Starscream’s shriek cuts through the whirl. Coordinates flash on his HUD. Megatron runs, half-transforming, falling forward into flight--
Someone shoots at him as he takes off, a burst of light almost clipping his wing. He tumbles through the dark, while Starscream spits into his comms, “Optimus Prime is cornered--repeat--”
“I thought you’d become a strategist, Optimus.”
He lands unsteadily, staggering a little as he transforms. His voice echoes off wreckage, off tank and cannon and the breached armor of the dead around them.
Optimus Prime is pinned against the fortress wall, in a pool of light: the beams of six Seekers’ torches converge on his position, and as they shift their weight and edge closer, the light dances and grows sickeningly bright. He is pinned like a specimen, looking strikingly small; with his bulky Primal frame he shields a wounded mech--
“You disappoint me,” says Megatron, and it is true.
“Wouldn’t be the first time,” says Ratchet. His synthesizer coughs. There is Energon on his white lips. “Stay back. I may be contagious. Wouldn’t want to bleed on you--”
“The Matrix didn’t give you wisdom?” says Megatron, as if Ratchet hadn’t spoken, as if there is no one in the world but Megatron and the mech who was Orion Pax. “Just a sense of self-importance and that gaudy reformatting?”
“Megatron.” Optimus Prime’s optics flicker. For an instant he closes them, as if in pain. “Please.”
“You’ve become noble,” says Megatron, as if it’s an accusation. “Foolish. You’ll get yourself captured to save a rusty old medic when he sneaks out of the medbay to fight--”
Ratchet’s optics flash. And Megatron knows he is correct; he knows them as old friends know each other. He knows the Prime as lovers do--
“But you won’t risk yourself hand-to-hand to save fifteen thousand.”
“Megatron,” says Optimus Prime, a raw rough note in his voice. A plea. “I don’t want to hurt you--”
The Seekers move forward, uneasily. A hundred meters away, blaster fire echoes and rebounds upon itself; searingly bright lights streak the greasy sky. Optimus Prime pulls Ratchet against his chest; then, as if his strength is failing, he lets him slip a millimeter.
“Shoot him, Optimus,” rasps Ratchet. Energon bubbles from his mouth as he wheezes. “Don’t worry about me. What’s one doc-bot against--”
And in Optimus Prime’s optics Megatron sees a flash of fear. “I cannot, Ratchet. I--do not force me to--”
“Against fifteen thousand?” says Megatron, and he licks his own lips, and he tastes Energon there too.
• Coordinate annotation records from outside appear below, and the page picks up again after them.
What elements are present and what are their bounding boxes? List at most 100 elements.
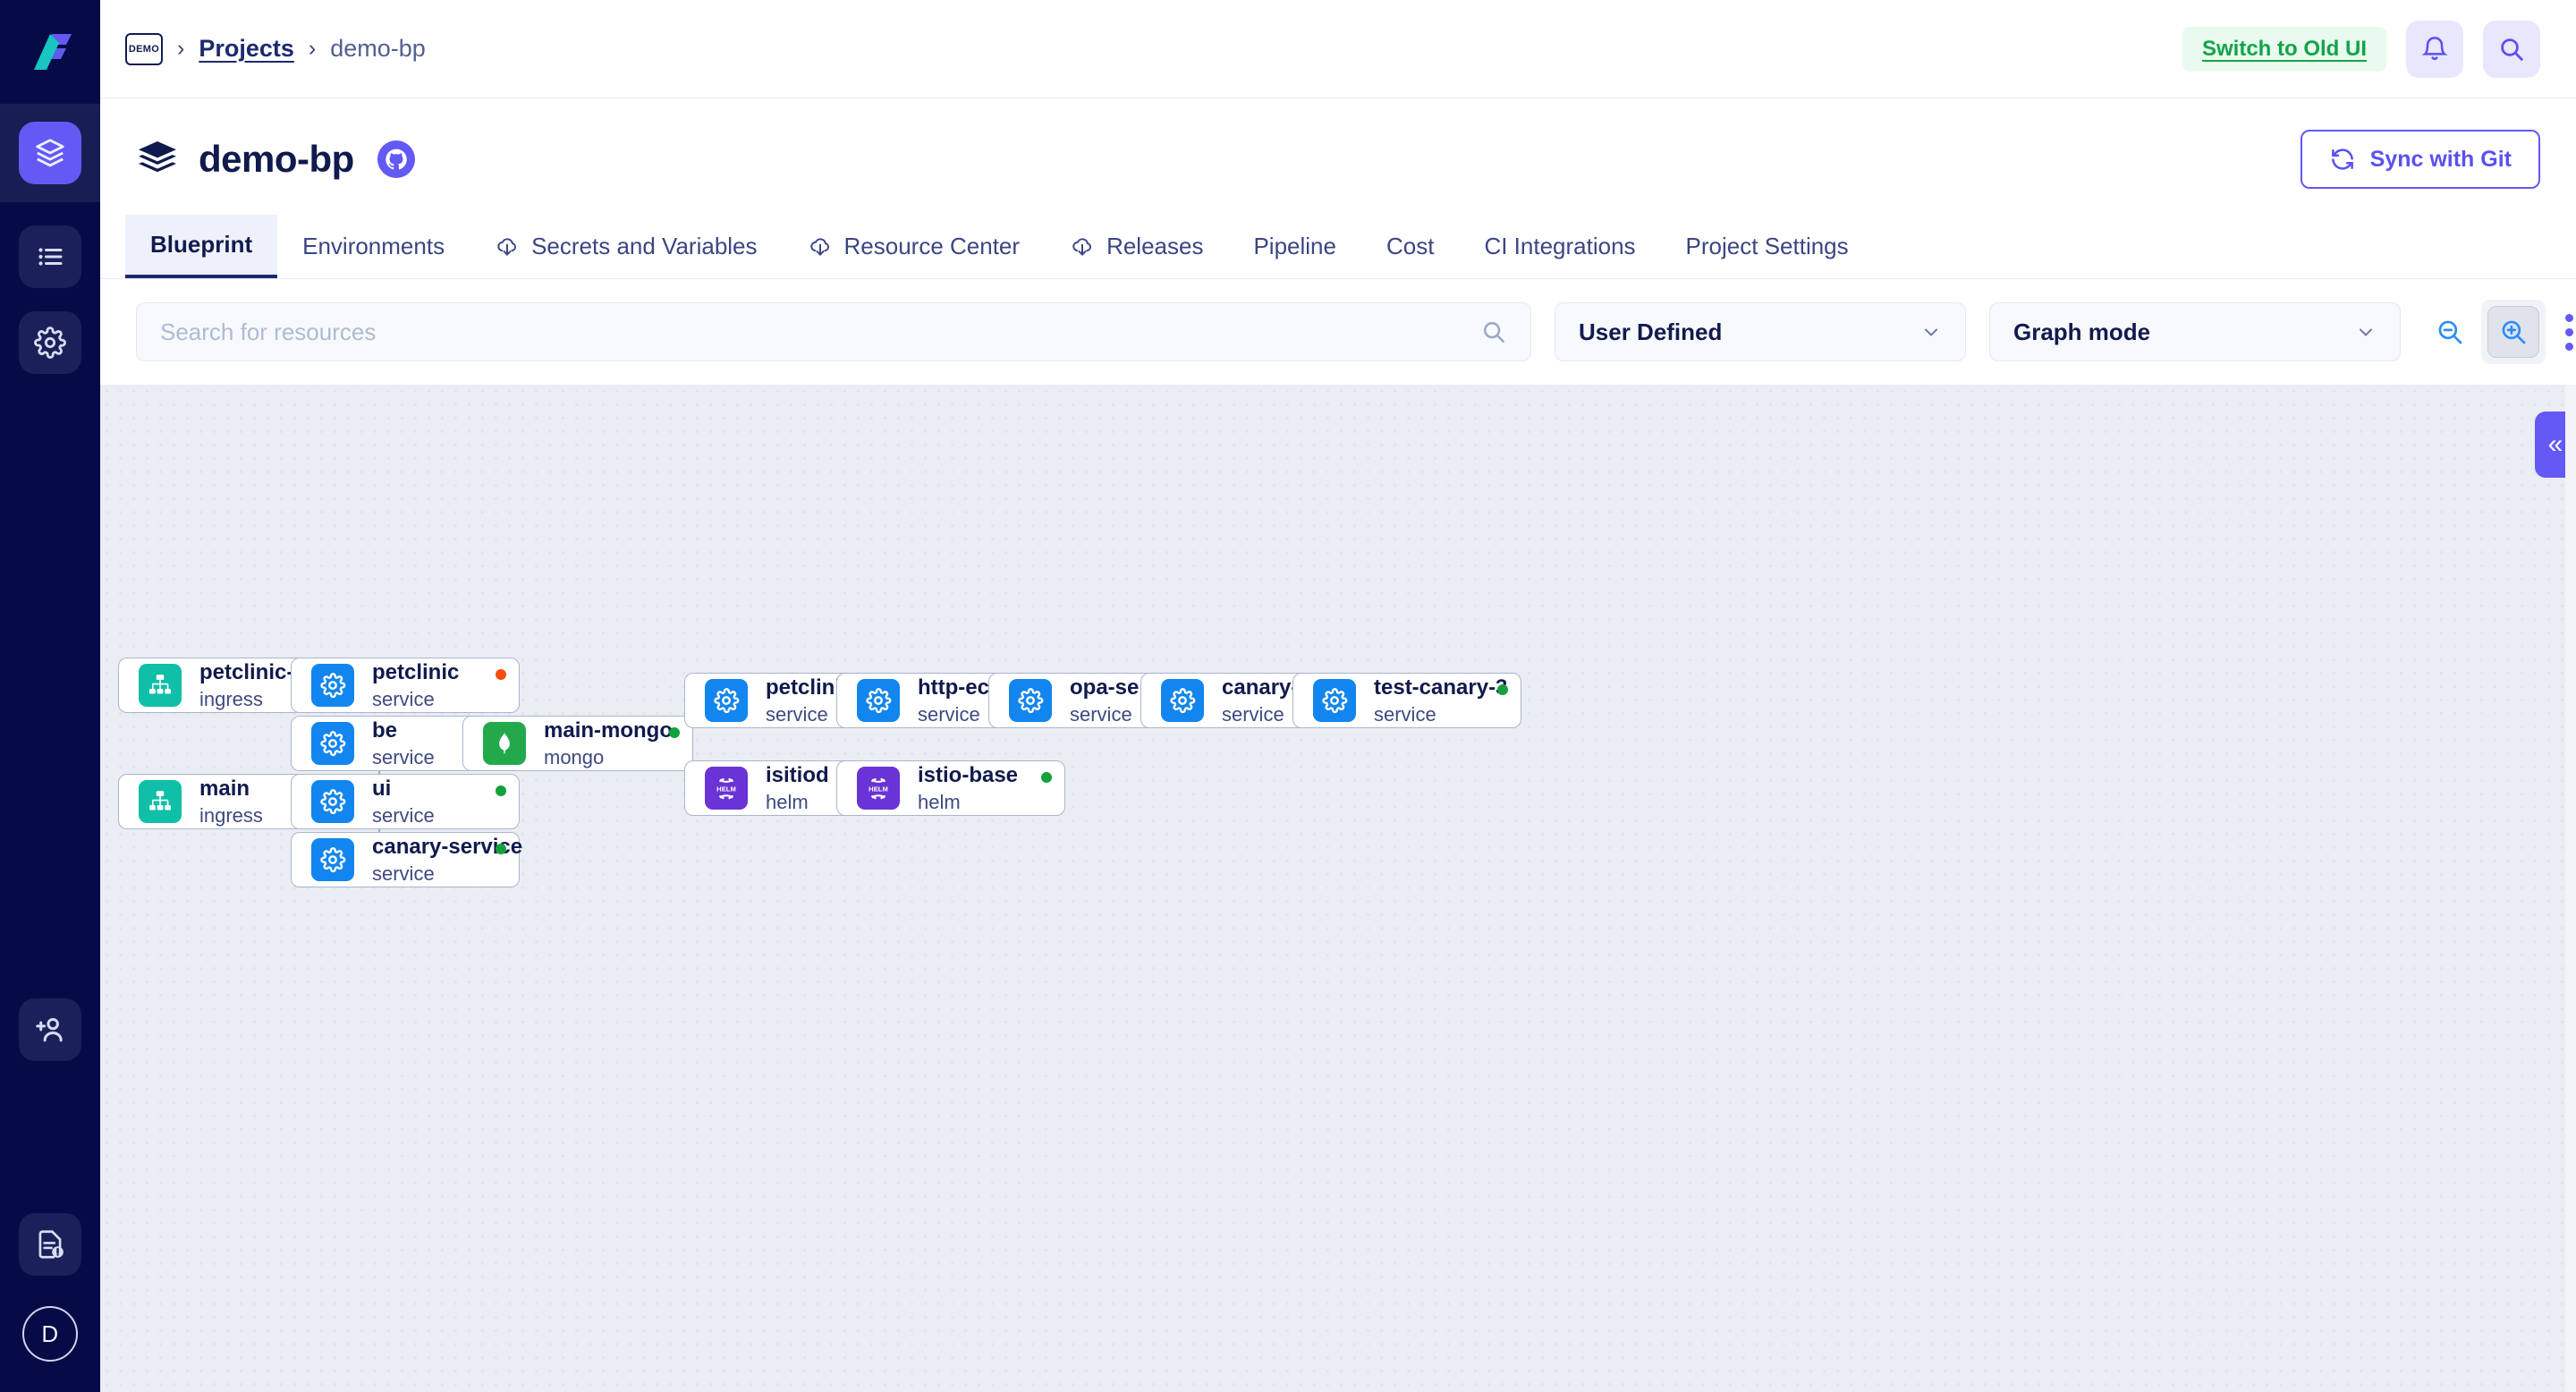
- graph-node-istio-base[interactable]: HELMistio-basehelm: [836, 760, 1065, 816]
- tab-pipeline[interactable]: Pipeline: [1228, 215, 1361, 278]
- graph-node-name: isitiod: [766, 763, 829, 788]
- chevron-down-icon: [1920, 321, 1942, 343]
- notifications-button[interactable]: [2406, 21, 2463, 78]
- gear-icon: [311, 664, 354, 707]
- graph-node-name: canary-service: [372, 835, 499, 860]
- search-input[interactable]: [160, 318, 1480, 346]
- graph-node-test-canary-3[interactable]: test-canary-3service: [1292, 673, 1521, 728]
- org-demo-icon[interactable]: DEMO: [125, 33, 163, 65]
- graph-node-main-mongo[interactable]: main-mongomongo: [462, 716, 693, 771]
- left-nav-rail: D: [0, 0, 100, 1392]
- org-badge-label: DEMO: [129, 44, 159, 55]
- avatar[interactable]: D: [22, 1306, 78, 1362]
- graph-node-kind: service: [372, 804, 435, 828]
- gear-icon: [1017, 687, 1044, 714]
- leaf-icon: [483, 722, 526, 765]
- tab-label: Blueprint: [150, 231, 252, 259]
- breadcrumb-separator-1: ›: [177, 36, 184, 62]
- graph-node-petclinic[interactable]: petclinicservice: [291, 658, 520, 713]
- graph-node-text: uiservice: [372, 777, 435, 828]
- switch-to-old-ui-link[interactable]: Switch to Old UI: [2182, 27, 2386, 72]
- sidebar-item-list[interactable]: [19, 225, 81, 288]
- graph-node-text: mainingress: [199, 777, 263, 828]
- svg-text:HELM: HELM: [716, 785, 736, 793]
- graph-toolbar: User Defined Graph mode: [100, 279, 2576, 385]
- search-icon: [1480, 318, 1507, 345]
- status-badge: [496, 669, 506, 680]
- cloud-download-icon: [495, 234, 520, 259]
- status-badge: [1497, 684, 1508, 695]
- sidebar-item-blueprints[interactable]: [0, 104, 100, 202]
- graph-node-name: be: [372, 718, 435, 743]
- zoom-in-button-wrapper: [2481, 300, 2546, 364]
- zoom-out-icon: [2435, 317, 2465, 347]
- breadcrumb-link-projects[interactable]: Projects: [199, 35, 294, 63]
- graph-node-name: ui: [372, 777, 435, 802]
- sync-with-git-button[interactable]: Sync with Git: [2301, 130, 2540, 189]
- status-badge: [669, 727, 680, 738]
- sitemap-icon: [139, 780, 182, 823]
- zoom-out-button[interactable]: [2424, 306, 2476, 358]
- top-bar: DEMO › Projects › demo-bp Switch to Old …: [100, 0, 2576, 98]
- tab-label: Resource Center: [844, 233, 1021, 260]
- tab-ci-integrations[interactable]: CI Integrations: [1459, 215, 1660, 278]
- zoom-controls: [2424, 300, 2576, 364]
- breadcrumb-current-project: demo-bp: [330, 35, 426, 63]
- blueprint-graph-canvas[interactable]: « petclinic-ingr...ingresspetclinicservi…: [100, 385, 2576, 1392]
- view-mode-select[interactable]: Graph mode: [1989, 302, 2401, 361]
- graph-node-text: canary-serviceservice: [372, 835, 499, 886]
- search-resources-box[interactable]: [136, 302, 1531, 361]
- sitemap-icon: [147, 672, 174, 699]
- zoom-in-button[interactable]: [2487, 306, 2539, 358]
- breadcrumb-separator-2: ›: [309, 36, 316, 62]
- graph-node-kind: service: [1374, 703, 1501, 726]
- gear-icon: [319, 846, 346, 873]
- flow-logo-icon[interactable]: [21, 23, 79, 81]
- sidebar-item-settings[interactable]: [19, 311, 81, 374]
- chevron-down-icon: [2355, 321, 2377, 343]
- graph-node-ui[interactable]: uiservice: [291, 774, 520, 829]
- tab-blueprint[interactable]: Blueprint: [125, 215, 277, 278]
- tab-label: Environments: [302, 233, 445, 260]
- rail-bottom-items: D: [19, 998, 81, 1392]
- tab-cost[interactable]: Cost: [1361, 215, 1459, 278]
- graph-node-kind: helm: [918, 791, 1018, 814]
- tab-label: Project Settings: [1686, 233, 1849, 260]
- topbar-actions: Switch to Old UI: [2182, 21, 2540, 78]
- breadcrumb: DEMO › Projects › demo-bp: [125, 33, 426, 65]
- project-tabs: Blueprint Environments Secrets and Variabl…: [100, 215, 2576, 279]
- kebab-menu-icon: [2565, 328, 2573, 336]
- sitemap-icon: [139, 664, 182, 707]
- more-options-button[interactable]: [2565, 314, 2573, 351]
- search-icon: [2497, 35, 2526, 64]
- sidebar-item-docs[interactable]: [19, 1213, 81, 1276]
- sidebar-item-invite-user[interactable]: [19, 998, 81, 1061]
- global-search-button[interactable]: [2483, 21, 2540, 78]
- leaf-icon: [492, 731, 517, 756]
- gear-icon: [319, 730, 346, 757]
- github-icon[interactable]: [377, 140, 415, 178]
- graph-node-text: main-mongomongo: [544, 718, 673, 769]
- graph-node-canary-service[interactable]: canary-serviceservice: [291, 832, 520, 887]
- graph-node-kind: service: [372, 746, 435, 769]
- graph-node-name: main: [199, 777, 263, 802]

He wonders for an instant whose. “Against all your noble talk, Optimus Prime--against the lives of fifteen thousand whose designations you never bothered to know--”
“Please,” says Orion Pax-who-is-Optimus Prime, and Megatron’s Spark blazes so brightly he can feel it in his throat. “I didn’t want this, Megatron. I do not want this war.”
Megatron’s claws dig into his palms. “The first honest thing you ever said to me.”
Optimus Prime’s face twists with naked fear. He seems, Megatron thinks sharply, so young.
“It was not,” says Optimus Prime, “supposed to be this way, Megatron.”
In his arms, Ratchet vents acrid steam; his optics are screwed up, and he jerks like broken machinery. “Stop flirting and shoot.”
On Optimus Prime’s lips he sees the words form: “I love you.”
But the smelters are roaring, and the scream of broken metal fills the whole world. Above, Megatron hears the shriek of Starscream descending; below, Ratchet is reaching with twitching hands for his own weapon; and Megatron tastes a love as rank as the smoke from the dead--
And Optimus Prime raises his cannon at last, and they dance.